Especially not when she was ill.
“Anyway, how’d it go last night?”
That caught me off guard. “Last night?” She’d been dozing in her room when I’d dressed for the jazz club...hadn’t she?
“I heard you and Stacey talking. And then I got the details out of her when you were gone.” She grinned. “You slept over at his place last night?”
“No!” I swallowed. “It’s not like that!”
“Louise, it’s okay. I’m glad you’re seeing someone.” She grinned. “Is he hot? When can I meet him?”
“Never!” My head was spinning. I’d only just wrapped my head around being with Sean. He was still caught up in crime—that was his life. Maybe I could learn to accept that, but I couldn’t have a guy like that around Kayley. “Look...things are complicated right now.”
She pouted. “Why are you being so mysterious? Why can’t you just tell me what’s going on?”
I sighed. “Come on,” I said. “Let’s go thank Stacey for hanging out here all day. Then we can do something fun together.”
So we did. I took her out to a fancy ice cream place and we talked about movies and the vacation we’d take when this was all over and who we’d most like to be shipwrecked with.
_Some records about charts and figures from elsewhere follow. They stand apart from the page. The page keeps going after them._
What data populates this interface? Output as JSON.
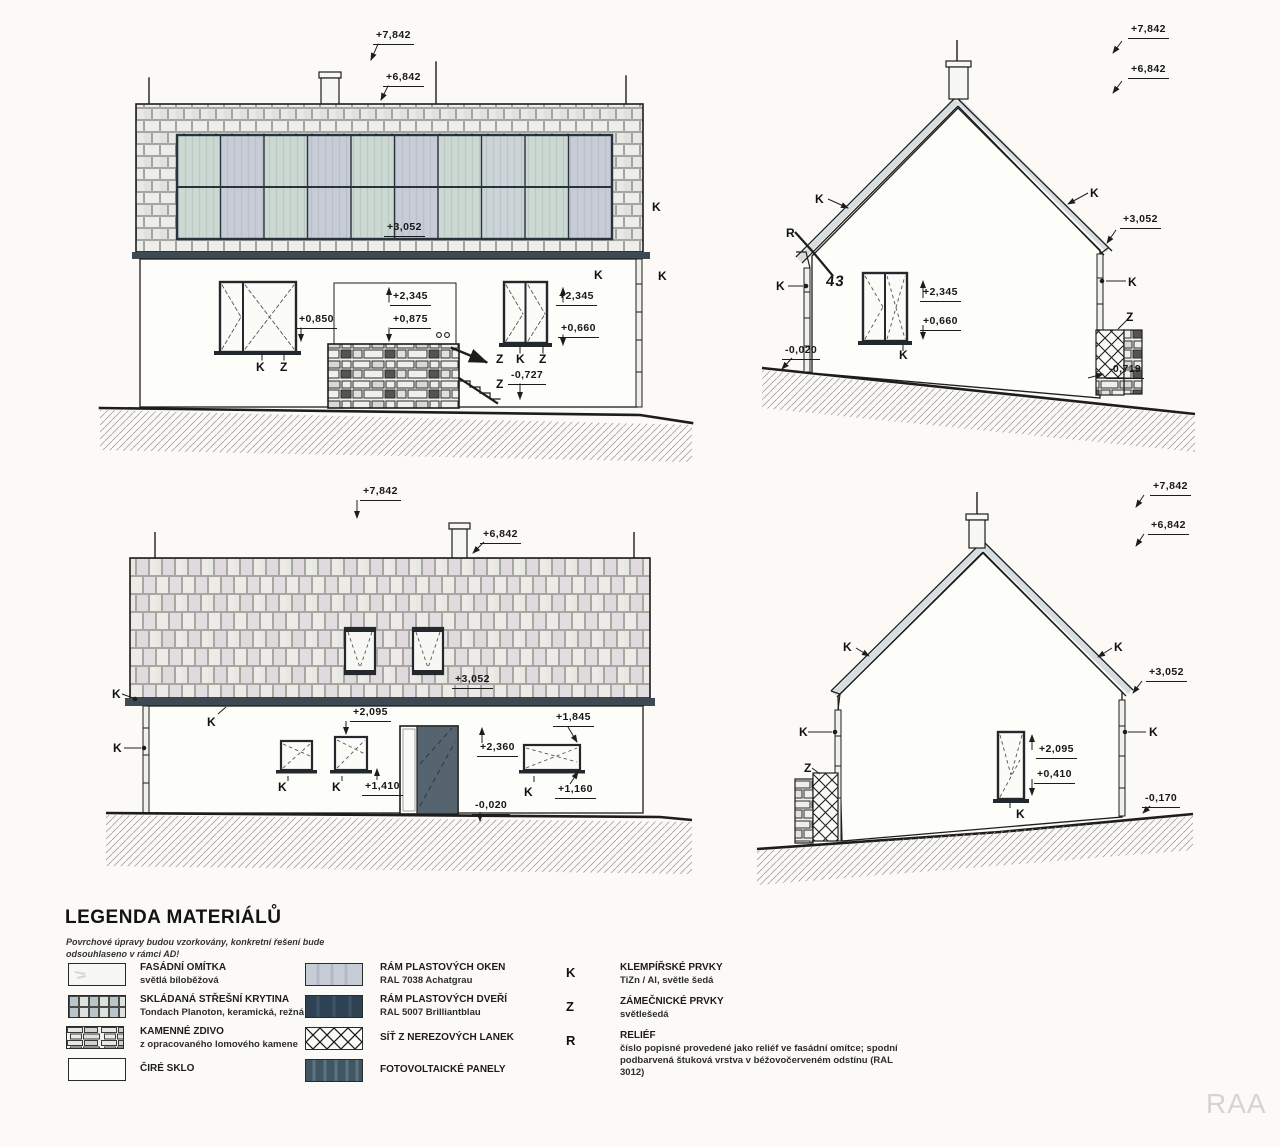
{
  "watermark": "RAA",
  "marks": {
    "k": "K",
    "z": "Z",
    "r": "R"
  },
  "elev_nw": {
    "ridge": "+7,842",
    "roof_top": "+6,842",
    "eave": "+3,052",
    "window_left_sill": "+0,850",
    "stone_height": "+2,345",
    "stone_top": "+0,875",
    "window_right_top": "+2,345",
    "window_right_sill": "+0,660",
    "terrace": "-0,727"
  },
  "elev_ne": {
    "ridge": "+7,842",
    "roof_top": "+6,842",
    "eave": "+3,052",
    "window_top": "+2,345",
    "window_sill": "+0,660",
    "ground_left": "-0,020",
    "plinth": "-0,719",
    "house_number": "43"
  },
  "elev_sw": {
    "ridge": "+7,842",
    "roof_top": "+6,842",
    "eave": "+3,052",
    "window_small_top": "+2,095",
    "window_small_sill": "+1,410",
    "door_top": "+2,360",
    "ground": "-0,020",
    "window_wide_top": "+1,845",
    "window_wide_sill": "+1,160"
  },
  "elev_se": {
    "ridge": "+7,842",
    "roof_top": "+6,842",
    "eave": "+3,052",
    "window_top": "+2,095",
    "window_sill": "+0,410",
    "ground_right": "-0,170"
  },
  "legend": {
    "title": "LEGENDA MATERIÁLŮ",
    "note1": "Povrchové úpravy budou vzorkovány, konkretní řešení bude",
    "note2": "odsouhlaseno v rámci AD!",
    "materials": [
      {
        "name": "FASÁDNÍ OMÍTKA",
        "desc": "světlá bíloběžová"
      },
      {
        "name": "SKLÁDANÁ STŘEŠNÍ KRYTINA",
        "desc": "Tondach Planoton, keramická, režná"
      },
      {
        "name": "KAMENNÉ ZDIVO",
        "desc": "z opracovaného lomového kamene"
      },
      {
        "name": "ČIRÉ SKLO",
        "desc": ""
      },
      {
        "name": "RÁM PLASTOVÝCH OKEN",
        "desc": "RAL 7038 Achatgrau"
      },
      {
        "name": "RÁM PLASTOVÝCH DVEŘÍ",
        "desc": "RAL 5007 Brilliantblau"
      },
      {
        "name": "SÍŤ Z NEREZOVÝCH LANEK",
        "desc": ""
      },
      {
        "name": "FOTOVOLTAICKÉ PANELY",
        "desc": ""
      }
    ],
    "letters": [
      {
        "key": "K",
        "name": "KLEMPÍŘSKÉ PRVKY",
        "desc": "TiZn / Al, světle šedá"
      },
      {
        "key": "Z",
        "name": "ZÁMEČNICKÉ PRVKY",
        "desc": "světlešedá"
      },
      {
        "key": "R",
        "name": "RELIÉF",
        "desc": "číslo popisné provedené jako reliéf ve fasádní omítce; spodní podbarvená štuková vrstva v béžovočerveném odstínu (RAL 3012)"
      }
    ]
  },
  "colors": {
    "gutter": "#3e4a52",
    "pv_panel_a": "#ccd8d2",
    "pv_panel_b": "#c8cbd8",
    "door": "#566470",
    "ral7038": "#c7cdd6",
    "ral5007": "#2f4254",
    "roof_band": "#d5dde0"
  }
}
But she left her ice cream half eaten, her appetite worryingly poor.
That night, after I’d tucked her in, I was just about to leave her when she grabbed my wrist. “Can you stay with me?” she asked. “Just for tonight?” Her voice had suddenly lost that teenage, all-knowing, tone.
She hadn’t asked for that for years. I sat down on the edge of the bed, wracked with guilt.
I’ve been away too much.
“Of course,” I said, my voice cracking. And I stretched out next to her.
I hated lying to her. We’d always been so close and it felt as if all the secrets had driven a wedge between us.
Just hang on,
I thought as I watched her sleep.
Another month. That’s all I need.
Then this whole thing would be over and I could end this double life.
I didn’t know that I was about to run out of time.
September
Sean
The next few weeks passed
fast.
There was so much that needed doing at the mansion, just to make sure the floor didn’t collapse under us or the roof didn’t come down, that I was there all day, every day. Given that, before I met Louise, I’d spent most days sleeping off a sex-and-booze-fueled hangover, it was an adjustment. But, in time, I found I kind of liked seeing mornings.